AKP iktidarı, askere “operasyonları bir an önce bitir” baskısı yaparken açılımda yeni perdenin yol haritasını dikkatlerinize sunalım;
* Örgütün ve partinin tepe kadroları önümüzdeki sürece ilişkin nasıl bir yol haritası izlenmesi gerektiğini ve masada hangi şartları olgunlaştırarak öne sürülmesi gerektiğini tartışıyorlar.
* Bu anlamda “öz yönetim”, ” özerklik” tartışması önümüzdeki sürecin en önemli tartışma konusu ve pazarlık malzemesi haline gelecek.
* DTK, bu konuda çok sayıda toplantı yaptı malum.
* Fakat bu tarz “doğrudan özerklik” ve “öz yönetim” hakkındaki geniş çaplı ve kritik toplantıların ardından önce “açılım” sonra da “çözüm süreci”nin geldiğini hatırlatmakta fayda var.
* Bu nedenle önümüzdeki süreçte bugünkü yeni çözülmeleri, hızlandırmış açılımları yaşama ihtimalimiz çok ağır basıyor.
* Sözde kurucu meclis DTK, bu açıdan ön hazırlıklarını yapıyor. Aslında asli vazifesini icra ediyor. Özerkliğin, siyasi, mali ve idari üç ana sac ayağının altını hangi boyutlarda doldurabilirizi tartışıyorlar.
* Ayrıca sigorta mahiyetinde “çözüm sureci”nin tekrar başlamaması durumunda özerkliğin nasıl hayata geçirilebileceğini görüşüyorlar.
* “Çözüm süreci”nin kapsamlı şekilde başlatılabilmesi için diplomasi komisyonunun kritik öneme sahip olduğunu da söylemeliyiz. Zira uluslararası baskı grupları devreye girerek çözüm noktasında Türkiye’yi harekete geçirme baskıları da başladı.
*Özellikle İnternational Crisis Group, “Türkiye PKK çatışması” üzerine bir rapor hazırlıyor.
* Bu raporda DTK’nın istediği çizgide baskı oluşturabilecek önerilerin olacağı değerlendiriliyor.
* Bunların dışında, çatışma ile şekillenen Sur, Silvan, Cizre, Silopi, Nusaybin gibi yerlerdeki durumun bir “öz yönetim”i sağlayıp sağlayamayacağı da masaya yatırılıyor.
*Çatışmanın hangi boyutta devam etmesi halinde kar hangi boyutu aşması halinde ise zarar yaşanacağını ele alıyorlar.
*Hepsinden öte siyasal alanda bu kaosun ortasında bir durup güzergah kontrolü yapmak istiyorlar. Tabi Kandil’in gölgesinde.
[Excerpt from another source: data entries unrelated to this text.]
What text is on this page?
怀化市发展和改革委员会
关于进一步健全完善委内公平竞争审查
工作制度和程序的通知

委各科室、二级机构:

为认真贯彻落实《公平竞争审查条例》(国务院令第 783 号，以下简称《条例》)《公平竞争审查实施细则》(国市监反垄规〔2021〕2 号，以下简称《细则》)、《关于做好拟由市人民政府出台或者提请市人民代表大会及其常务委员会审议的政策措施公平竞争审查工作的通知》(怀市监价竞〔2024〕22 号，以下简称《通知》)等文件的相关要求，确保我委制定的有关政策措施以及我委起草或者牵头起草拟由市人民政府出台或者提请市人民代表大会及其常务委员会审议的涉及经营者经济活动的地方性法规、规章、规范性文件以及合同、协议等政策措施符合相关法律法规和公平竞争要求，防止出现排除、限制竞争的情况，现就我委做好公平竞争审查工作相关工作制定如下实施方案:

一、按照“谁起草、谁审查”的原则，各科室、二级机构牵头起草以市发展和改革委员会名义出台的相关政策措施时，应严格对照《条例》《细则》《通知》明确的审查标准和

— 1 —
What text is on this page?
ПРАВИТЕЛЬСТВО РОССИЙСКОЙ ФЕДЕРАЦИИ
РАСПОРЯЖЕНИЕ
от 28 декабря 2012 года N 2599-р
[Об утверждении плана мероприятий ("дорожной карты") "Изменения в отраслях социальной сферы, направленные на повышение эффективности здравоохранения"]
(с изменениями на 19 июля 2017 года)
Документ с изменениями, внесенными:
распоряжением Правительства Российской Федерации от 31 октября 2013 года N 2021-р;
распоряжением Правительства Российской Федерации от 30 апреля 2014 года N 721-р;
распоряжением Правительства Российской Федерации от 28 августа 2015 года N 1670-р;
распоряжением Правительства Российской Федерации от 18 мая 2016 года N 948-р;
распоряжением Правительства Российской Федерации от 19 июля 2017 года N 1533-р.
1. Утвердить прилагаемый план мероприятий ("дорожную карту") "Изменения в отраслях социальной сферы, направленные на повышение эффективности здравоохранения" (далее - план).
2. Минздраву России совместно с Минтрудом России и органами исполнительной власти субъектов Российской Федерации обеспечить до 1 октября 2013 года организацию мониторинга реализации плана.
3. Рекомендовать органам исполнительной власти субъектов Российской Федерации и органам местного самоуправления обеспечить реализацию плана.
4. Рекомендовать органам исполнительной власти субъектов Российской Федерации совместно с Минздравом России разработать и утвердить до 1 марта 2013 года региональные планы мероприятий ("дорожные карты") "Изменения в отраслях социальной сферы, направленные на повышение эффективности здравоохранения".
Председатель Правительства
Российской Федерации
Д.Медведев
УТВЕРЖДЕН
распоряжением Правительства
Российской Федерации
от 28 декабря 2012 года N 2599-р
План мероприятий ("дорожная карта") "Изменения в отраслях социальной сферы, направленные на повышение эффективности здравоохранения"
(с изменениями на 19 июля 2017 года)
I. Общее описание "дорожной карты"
* Selahattin Demirtaş’ın ve HDP heyetlerinin yurtdışı temasların da bunun toplantı gündemlerinden birisi olacağı düşünülebilir. ABD/Avrupa’nın beklentileri ve yaklaşımı da ele alınacaktır.
* Suriye deki “öz yönetim”in sonuna kadar desteklenmesi yönündeki klasik bildirilerin tekrar tekrar yayınlanacağı kesin olmakla, buradaki “öz yönetim”in Türkiye formatına rol modeli olabileceği gibi çok rasyonel olmayan açıklamalar yapılacak.
* “Öz yönetim” konusunda Avrupa özerklik şartnamesi iyice ısıtılacak ve Türkiye’nin şerhleri ele alınacak. Bu alanda,alanın uzmanı ve “Kürt sorunu” konusunu yakından takip eden yabancıların yaklaşımları konuşulacak,konuşturulacak.
*Çatışma bölgelerindeki yaşananların “katliam” hatta “soykırım” olduğunu, Kürtlerin kendi “öz yönetimlerini” istedikleri için “soykırıma” tabi tutuldukları söylemlerini uluslar arası alanda azami nasıl değerlendirebilecekleri tartışıyorlar.
* Toplantılarının genel kısmından ziyade kulis kısmında başkanlık ve öz yönetim İmralı’nın olaya yaklaşımı ve yeni bir “çözüm süreci”nde masada karşı tarafın taleplerinin hangi alanda odaklanacağı kritik konu oluyor.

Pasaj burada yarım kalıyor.